You’ve been entrusted with a super-secret mission. Our mission’s code name is: Operation “Titanic” and the success of D-Day depends on it...
Part of the Family Mission series created during the UK lockdown in Spring 2020. CBBC Presenter Ben Shires delivers your mission briefing.
[Onscreen text] Family Mission: Parachute Jump
Preparations for D-Day
Codename: “Operation Titanic”
Greetings recruits! It's Colonel Shires here and you have been entrusted with a super-secret mission. The mission’s name is Operation Titanic and quite simply the success of D-Day depends on it. You're charged with deceiving the enemy and tricking them into believing that D-Day will take place in a completely different location.
But how will we do that I hear you ask? Well, it's quite simple. We use fake tanks and fake parachutes! Yes, your mission is to create these dummy parachutes for the RAF drop that's taking place tonight. Time is very much of the essence. Sorry, what was that? D-Day took place 76 years ago... Really? Oh well... there you have it.

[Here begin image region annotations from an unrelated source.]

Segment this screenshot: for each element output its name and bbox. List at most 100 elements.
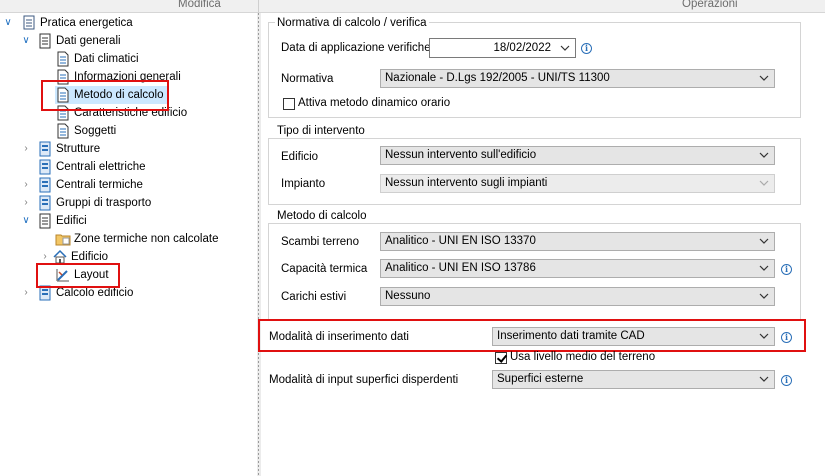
scambi-terreno-value: Analitico - UNI EN ISO 13370: [385, 235, 536, 247]
tree-item-soggetti[interactable]: Soggetti: [55, 122, 116, 140]
normativa-value: Nazionale - D.Lgs 192/2005 - UNI/TS 1130…: [385, 72, 610, 84]
edificio-value: Nessun intervento sull'edificio: [385, 149, 537, 161]
tree-item-dati-generali[interactable]: ∨ Dati generali: [21, 32, 121, 50]
tree-item-label: Centrali termiche: [56, 179, 143, 191]
capacita-termica-label: Capacità termica: [281, 263, 368, 275]
chevron-down-icon: [759, 333, 769, 339]
module-icon: [37, 285, 53, 301]
chevron-down-icon: [759, 293, 769, 299]
chevron-down-icon[interactable]: ∨: [21, 36, 31, 46]
chevron-down-icon: [759, 238, 769, 244]
chevron-right-icon[interactable]: ›: [21, 180, 31, 190]
dinamico-orario-label: Attiva metodo dinamico orario: [298, 97, 451, 109]
tree-item-label: Gruppi di trasporto: [56, 197, 152, 209]
tree-item-edificio[interactable]: › Edificio: [40, 248, 108, 266]
house-icon: [52, 249, 68, 265]
module-icon: [37, 159, 53, 175]
livello-terreno-checkbox[interactable]: [495, 352, 507, 364]
edificio-label: Edificio: [281, 151, 319, 163]
chevron-right-icon[interactable]: ›: [21, 144, 31, 154]
folder-icon: [55, 231, 71, 247]
chevron-down-icon[interactable]: ∨: [3, 18, 13, 28]
header-separator: [258, 0, 259, 12]
tree-item-label: Strutture: [56, 143, 101, 155]
livello-terreno-label: Usa livello medio del terreno: [510, 351, 656, 363]
tree-item-pratica-energetica[interactable]: ∨ Pratica energetica: [3, 14, 133, 32]
impianto-value: Nessun intervento sugli impianti: [385, 177, 548, 189]
tree-item-edifici[interactable]: ∨ Edifici: [21, 212, 87, 230]
impianto-label: Impianto: [281, 178, 326, 190]
chevron-down-icon[interactable]: ∨: [21, 216, 31, 226]
chevron-down-icon: [759, 376, 769, 382]
document-icon: [55, 123, 71, 139]
impianto-select[interactable]: Nessun intervento sugli impianti: [380, 174, 775, 193]
document-icon: [37, 33, 53, 49]
info-icon[interactable]: i: [581, 43, 592, 54]
carichi-estivi-value: Nessuno: [385, 290, 431, 302]
modalita-inserimento-select[interactable]: Inserimento dati tramite CAD: [492, 327, 775, 346]
module-icon: [37, 177, 53, 193]
normativa-group-title: Normativa di calcolo / verifica: [275, 17, 429, 29]
info-icon[interactable]: i: [781, 375, 792, 386]
tree-item-calcolo-edificio[interactable]: › Calcolo edificio: [21, 284, 133, 302]
info-icon[interactable]: i: [781, 264, 792, 275]
tree-item-label: Pratica energetica: [40, 17, 133, 29]
tree-item-layout[interactable]: Layout: [55, 266, 109, 284]
tree-item-dati-climatici[interactable]: Dati climatici: [55, 50, 139, 68]
tree-item-label: Caratteristiche edificio: [74, 107, 188, 119]
tree-item-metodo-di-calcolo[interactable]: Metodo di calcolo: [55, 86, 168, 104]
normativa-select[interactable]: Nazionale - D.Lgs 192/2005 - UNI/TS 1130…: [380, 69, 775, 88]
tree-item-label: Informazioni generali: [74, 71, 181, 83]
pratica-icon: [21, 15, 37, 31]
project-tree: ∨ Pratica energetica ∨ Dati generali Dat…: [0, 13, 258, 476]
capacita-termica-value: Analitico - UNI EN ISO 13786: [385, 262, 536, 274]
document-icon: [37, 213, 53, 229]
capacita-termica-select[interactable]: Analitico - UNI EN ISO 13786: [380, 259, 775, 278]
modifica-header: Modifica: [178, 0, 221, 10]
scambi-terreno-select[interactable]: Analitico - UNI EN ISO 13370: [380, 232, 775, 251]
properties-panel: Normativa di calcolo / verifica Data di …: [258, 13, 825, 476]
tree-item-label: Dati climatici: [74, 53, 139, 65]
info-icon[interactable]: i: [781, 332, 792, 343]
date-label: Data di applicazione verifiche: [281, 42, 431, 54]
tree-item-label: Edifici: [56, 215, 87, 227]
tree-item-caratteristiche-edificio[interactable]: Caratteristiche edificio: [55, 104, 187, 122]
tree-item-label: Calcolo edificio: [56, 287, 134, 299]
chevron-right-icon[interactable]: ›: [40, 252, 50, 262]
document-icon: [55, 51, 71, 67]
chevron-right-icon[interactable]: ›: [21, 198, 31, 208]
modalita-inserimento-value: Inserimento dati tramite CAD: [497, 330, 645, 342]
chevron-down-icon: [759, 152, 769, 158]
carichi-estivi-label: Carichi estivi: [281, 291, 347, 303]
panel-header-bar: Modifica Operazioni: [0, 0, 825, 13]
tree-item-strutture[interactable]: › Strutture: [21, 140, 100, 158]
edificio-select[interactable]: Nessun intervento sull'edificio: [380, 146, 775, 165]
carichi-estivi-select[interactable]: Nessuno: [380, 287, 775, 306]
tree-item-label: Edificio: [71, 251, 109, 263]
chevron-down-icon: [759, 265, 769, 271]
date-picker[interactable]: 18/02/2022: [429, 38, 576, 58]
modalita-input-select[interactable]: Superfici esterne: [492, 370, 775, 389]
tree-item-label: Metodo di calcolo: [74, 89, 164, 101]
layout-icon: [55, 267, 71, 283]
chevron-down-icon[interactable]: [560, 43, 570, 53]
chevron-right-icon[interactable]: ›: [21, 288, 31, 298]
document-icon: [55, 87, 71, 103]
tree-item-informazioni-generali[interactable]: Informazioni generali: [55, 68, 181, 86]
modalita-inserimento-label: Modalità di inserimento dati: [269, 331, 409, 343]
chevron-down-icon: [759, 75, 769, 81]
tree-item-gruppi-di-trasporto[interactable]: › Gruppi di trasporto: [21, 194, 151, 212]
tree-item-centrali-elettriche[interactable]: Centrali elettriche: [37, 158, 145, 176]
metodo-group-title: Metodo di calcolo: [275, 210, 369, 222]
module-icon: [37, 141, 53, 157]
tree-item-label: Soggetti: [74, 125, 117, 137]
modalita-input-label: Modalità di input superfici disperdenti: [269, 374, 459, 386]
dinamico-orario-checkbox[interactable]: [283, 98, 295, 110]
operazioni-header: Operazioni: [682, 0, 738, 10]
module-icon: [37, 195, 53, 211]
tree-item-label: Centrali elettriche: [56, 161, 146, 173]
tree-item-centrali-termiche[interactable]: › Centrali termiche: [21, 176, 143, 194]
tree-item-zone-termiche[interactable]: Zone termiche non calcolate: [55, 230, 218, 248]
document-icon: [55, 105, 71, 121]
date-value: 18/02/2022: [493, 42, 551, 54]
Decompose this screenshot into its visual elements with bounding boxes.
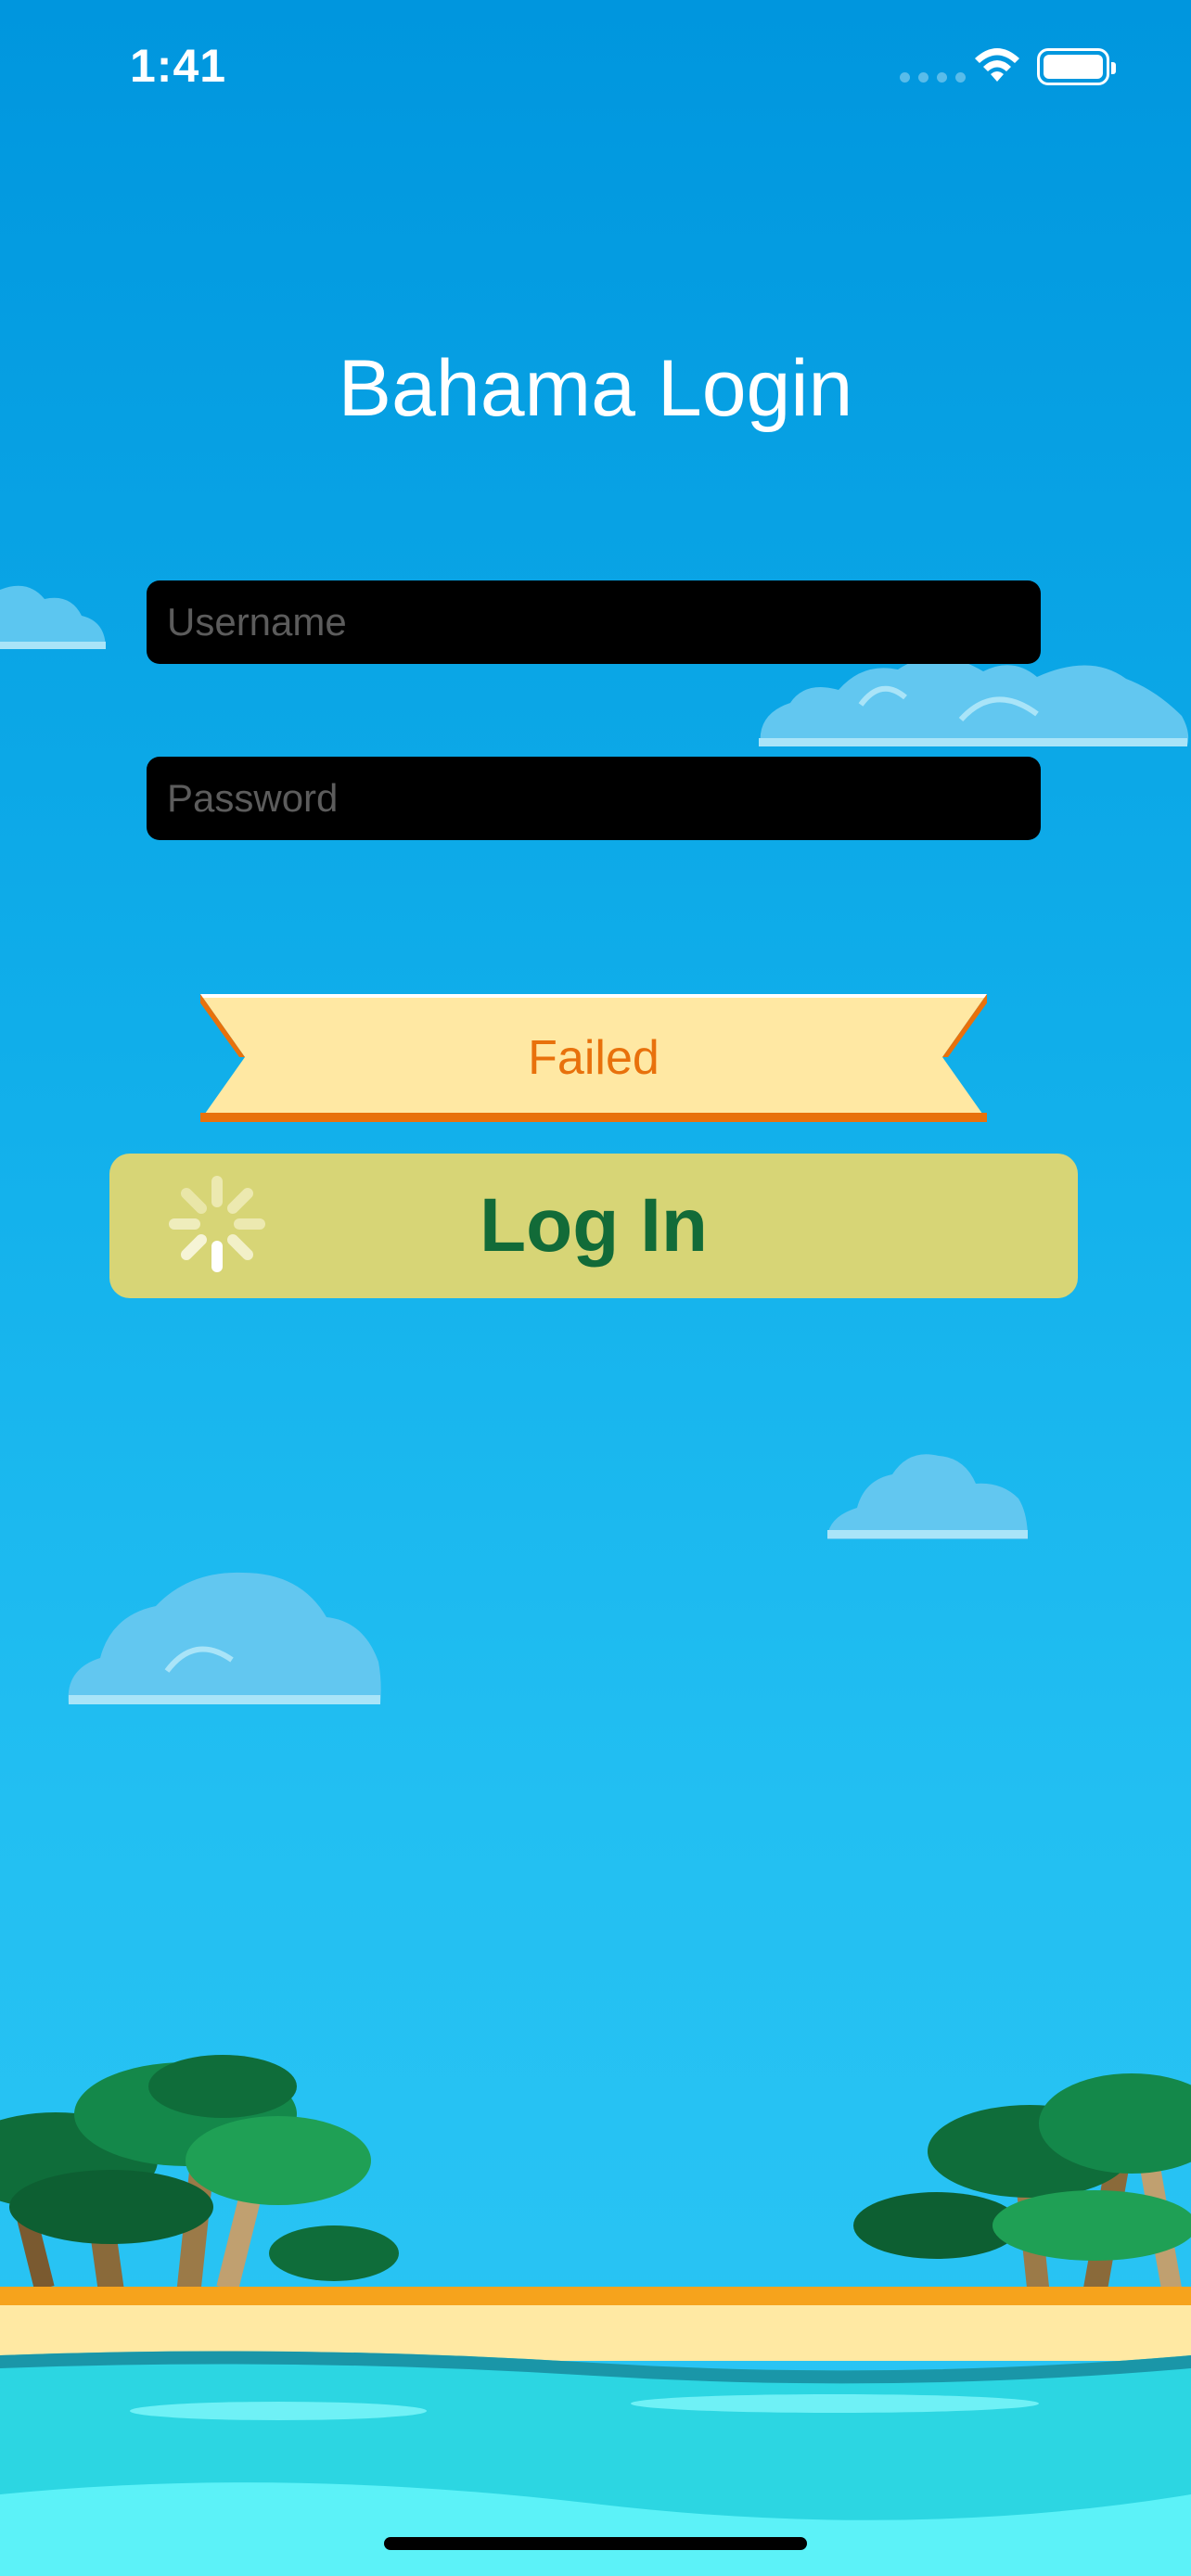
password-input[interactable] xyxy=(147,757,1041,840)
login-button-label: Log In xyxy=(480,1183,708,1268)
cellular-signal-icon xyxy=(900,72,966,83)
wifi-icon xyxy=(975,48,1019,82)
palm-trees-left xyxy=(0,2055,399,2292)
username-input[interactable] xyxy=(147,580,1041,664)
battery-icon xyxy=(1037,48,1116,85)
status-message: Failed xyxy=(528,1031,660,1085)
palm-trees-right xyxy=(853,2073,1191,2302)
home-indicator[interactable] xyxy=(384,2537,807,2550)
cloud-icon xyxy=(759,657,1189,746)
page-title: Bahama Login xyxy=(338,344,853,433)
cloud-icon xyxy=(68,1572,381,1704)
status-time: 1:41 xyxy=(130,40,227,92)
cloud-icon xyxy=(827,1454,1028,1539)
cloud-icon xyxy=(0,585,106,649)
loading-spinner-icon xyxy=(169,1176,265,1272)
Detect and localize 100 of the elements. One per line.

Okay so I may have got the wrong year, but fake tanks and parachutes really were used as a trick to deceive the occupying German army in June 1944. The mission was called Operation Titanic and it involved dropping around 500 dummy parachutes in different locations around France to deceive the occupying forces and to disguise the real D-Day landing drop zone in Normandy.
We need you to put this trick to the test in this week's IWM Family Mission. All you need is a bin bag, some stray scissors, Sellotape, a pen, a ruler and something like this a little toy – preferably with a quiff. The lovely folk at the Imperial War Museum have put all the instructions up on the website – just follow the link in this post. Good luck paratroopers! I've got a good feeling about this mission. Right, now it's time to go give it a test. Chocks away!
Now that Colonel Shires has relayed your Family Mission brief, you’ll find everything you need below, including your instructions to create your parachute dummy in order to bamboozle the enemy and contribute to the success of D-Day.
What you’ll need:
- A bin bag
- A pen
- A ruler
- A small plastic toy (i.e. an action figure or barbie)
1. Decide how big you want your parachute to be. Do you think that a Big, Medium or Small parachute will work the best for your chosen toy?
You’ll need to consider:
- The size and weight of your toy
- The height you’ll be dropping from
- The heavier your toy, or the higher up your toy will be parachuting, the bigger your parachute silk might need to be.
2. Draw out your parachute onto the bin bag using the following measurements based on your decision:
- Big – a square with all sides measuring 30cm.
- Medium – a square with all sides measuring 20cm
- Small- a square with all sides measuring 10cm
3. Cut out the square that you have drawn. This is now your parachute silk.
4. Cut 4 pieces of string each measuring 15cm.
5. Place one end of string on each corner of the parachute silk, and Sellotape down.
6. Bring all of the remaining 4 ends of string that aren’t attached the parachute silk together and wrap some Sellotape around the bottom.
7. Sellotape the end to your toy.
8. Now it’s ready for testing. Go top of your stairs, or climb on top of your bed or sofa and see if your parachute works by dropping it from a height.
Warning! Every paratrooper is responsible for making sure every other one is safe before a jump so ask an adult to help you.
Did you make the right decision?
Make another parachute in one of the other sizes to test if you made the right call on the first size parachute silk you chose.
Can you land on your target location?
Draw a target on a piece of paper and place it in your drop zone to see if you can get your toy to land on a marked location.
How long can your parachute stay in the air?
Grab a timer and time how long your parachute can stay in the air from the point that you let go
Did parachuting dummies really play a part in D-Day?
On the night of 5-6 June 1944, as part of Operation ‘Titanic’, the RAF dropped about 500 dummy parachutists over France, in places other than the real D-Day landing location in Normandy. The plan was to trick the occupying German defenders into believing that a large force had landed, drawing their troops away from the Normandy beaches.
They weren’t the only dummies!
Big inflatable dummy tanks like this one were also used to trick the German Army into thinking the Allies had more tanks than they actually did and they helped to disguise the true plans for the invasion of France, known as D-Day. The Allied deception strategy for D-Day was one of the most successful ever conceived and helped achieve the key element of surprise.